Unfortunately, Hutton isn't often associated with uniformitarianism. Even though he published his "Theory of the Earth" and presented its abstract to the Royal Society of Edinburgh, a lot of criticism followed and the times weren't ready for his ideas. Hutton did publish a three-volume book on the topic, but his writing was so complicated that it failed to win him deserved recognition.

However, the famous line that became associated with uniformitarianism—"we find no vestige of a beginning, no prospect of an end"—does come from Hutton's 1785 paper on the entirely new theory of geomorphology (the study of landforms and their development).

Sir Charles Lyell

It was the 19th-century scholar Sir Charles Lyell whose "Principles of Geology" popularized the concept of uniformitarianism. In Lyell's time, catastrophism was still very popular, which pushed him to question the standard of the times and turn to Hutton's theories.
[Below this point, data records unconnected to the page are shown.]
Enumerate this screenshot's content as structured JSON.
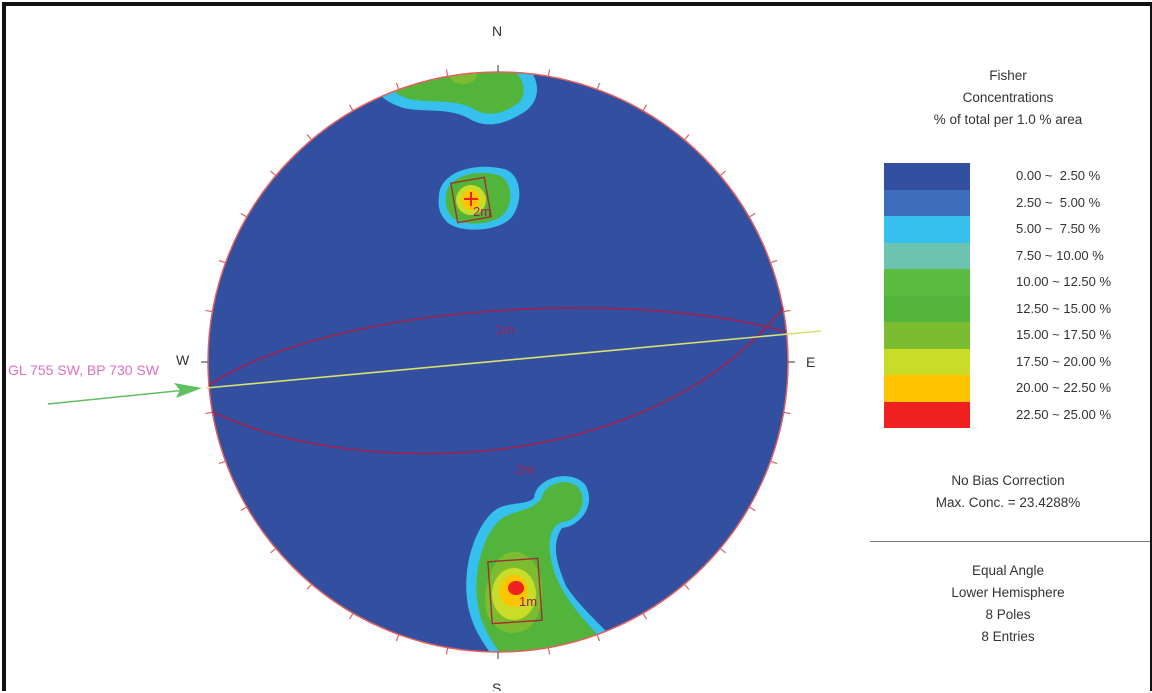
{
  "stereonet": {
    "compass": {
      "n": "N",
      "s": "S",
      "e": "E",
      "w": "W"
    },
    "plane_labels": {
      "plane1": "1m",
      "plane2": "2m",
      "pole1": "1m",
      "pole2": "2m"
    },
    "traverse_label": "GL 755 SW, BP 730 SW",
    "colors": {
      "background": "#3350a0",
      "outline": "#e06060",
      "great_circle": "#a02050",
      "traverse": "#d8e070",
      "arrow": "#60c060",
      "traverse_text": "#e070c0",
      "pole_box": "#a03030"
    }
  },
  "legend": {
    "title_lines": [
      "Fisher",
      "Concentrations",
      "% of total per 1.0 % area"
    ],
    "bins": [
      {
        "label": "0.00 ~  2.50 %",
        "color": "#3350a0"
      },
      {
        "label": "2.50 ~  5.00 %",
        "color": "#3d6cbc"
      },
      {
        "label": "5.00 ~  7.50 %",
        "color": "#35c0ee"
      },
      {
        "label": "7.50 ~ 10.00 %",
        "color": "#6cc4b0"
      },
      {
        "label": "10.00 ~ 12.50 %",
        "color": "#5cbc40"
      },
      {
        "label": "12.50 ~ 15.00 %",
        "color": "#52b43a"
      },
      {
        "label": "15.00 ~ 17.50 %",
        "color": "#7cbc30"
      },
      {
        "label": "17.50 ~ 20.00 %",
        "color": "#c8dc28"
      },
      {
        "label": "20.00 ~ 22.50 %",
        "color": "#ffc400"
      },
      {
        "label": "22.50 ~ 25.00 %",
        "color": "#ee2020"
      }
    ],
    "bias_lines": [
      "No Bias Correction",
      "Max. Conc. = 23.4288%"
    ],
    "projection_lines": [
      "Equal Angle",
      "Lower Hemisphere",
      "8 Poles",
      "8 Entries"
    ]
  }
}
He traveled Europe, searching for evidence to prove Hutton's ideas and eventually, his work became one of the most influential of the century.

The name "uniformitarianism" itself comes from William Whewell, who coined the term in his review of Lyell's work.
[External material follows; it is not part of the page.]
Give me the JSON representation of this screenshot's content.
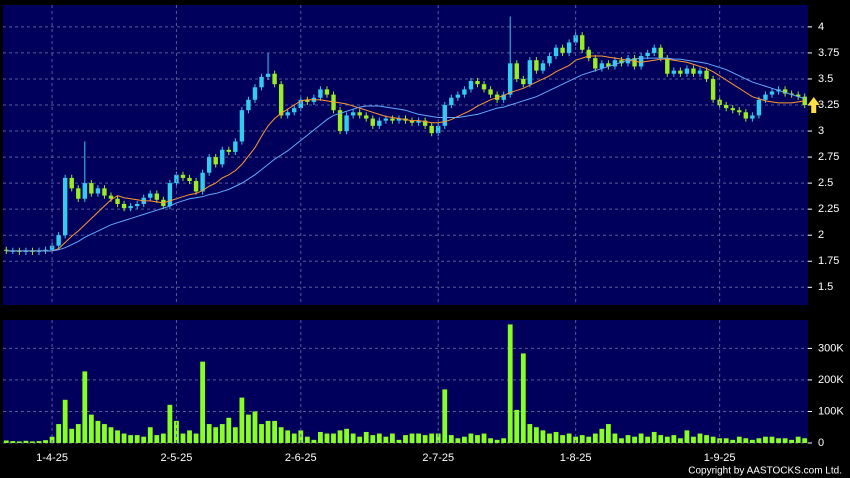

To Lyell, the history of both earth and life was vast and directionless and his work became so influential that Darwin's own theory of evolution follows the same principle of slow, almost imperceptible changes. University of California Museum of Paleontology states that "Darwin envisioned evolution as a sort of biological uniformitarianism."

Severe Weather and Uniformitarianism

As the concepts of uniformitarianism evolved, it has adapted to include an understanding of the importance of short-term "cataclysmic" events in the formation and shaping of the world. In 1994, the U.S. National Research Council stated:

It is not known whether the relocation of materials on the surface of the Earth is dominated by the slower but continuous fluxes operating all the time or by the spectacular large fluxes that operate during short-lived cataclysmic events.

On a practical level, uniformitarianism hinges upon the belief that both long-term patterns and short-term natural disasters reoccur throughout the course of history, and for that reason, we can look to the present to see what has happened in the past.

The rain from a storm slowly erodes the soil, wind moves sand in the Sahara desert, floods change the course of a river, volcano eruptions and earthquakes suddenly displace land masses, and in what occurs today uniformitarianism unlocks the keys to the past and the future.

Yet modern geologists also realize that not all processes that were at work in the past are happening today. The first millions of years of Earth's history were vastly different from our current conditions. There were times when Earth was showered with solar debris or when plate tectonics didn't exist as we know them.

In this way, instead of being conceived of as an absolute truth, uniformitarianism provides us with another explanation that helps create a more complete picture of the processes that shape the Earth and the Universe.

Sources

  • Robert Bates and Julia Jackson, Glossary of Geology, 2nd edition, American Geological Institute, 1980, pg. 677
  • Davis,​​​ Mike. ECOLOGY OF FEAR: Los Angeles and the Imagination of Disaster. Macmillan, 1998.​
  • Lyell, Charles. Principles of Geology. Hilliard, Gray & Co., 1842.
  • Tinkler, Keith J. A Short History of Geomorphology. Barnes & Noble Books, 1985
  • "Uniformitarianism: Charles Lyell" Understanding Evolution. 2019. University of California Museum of Paleontology.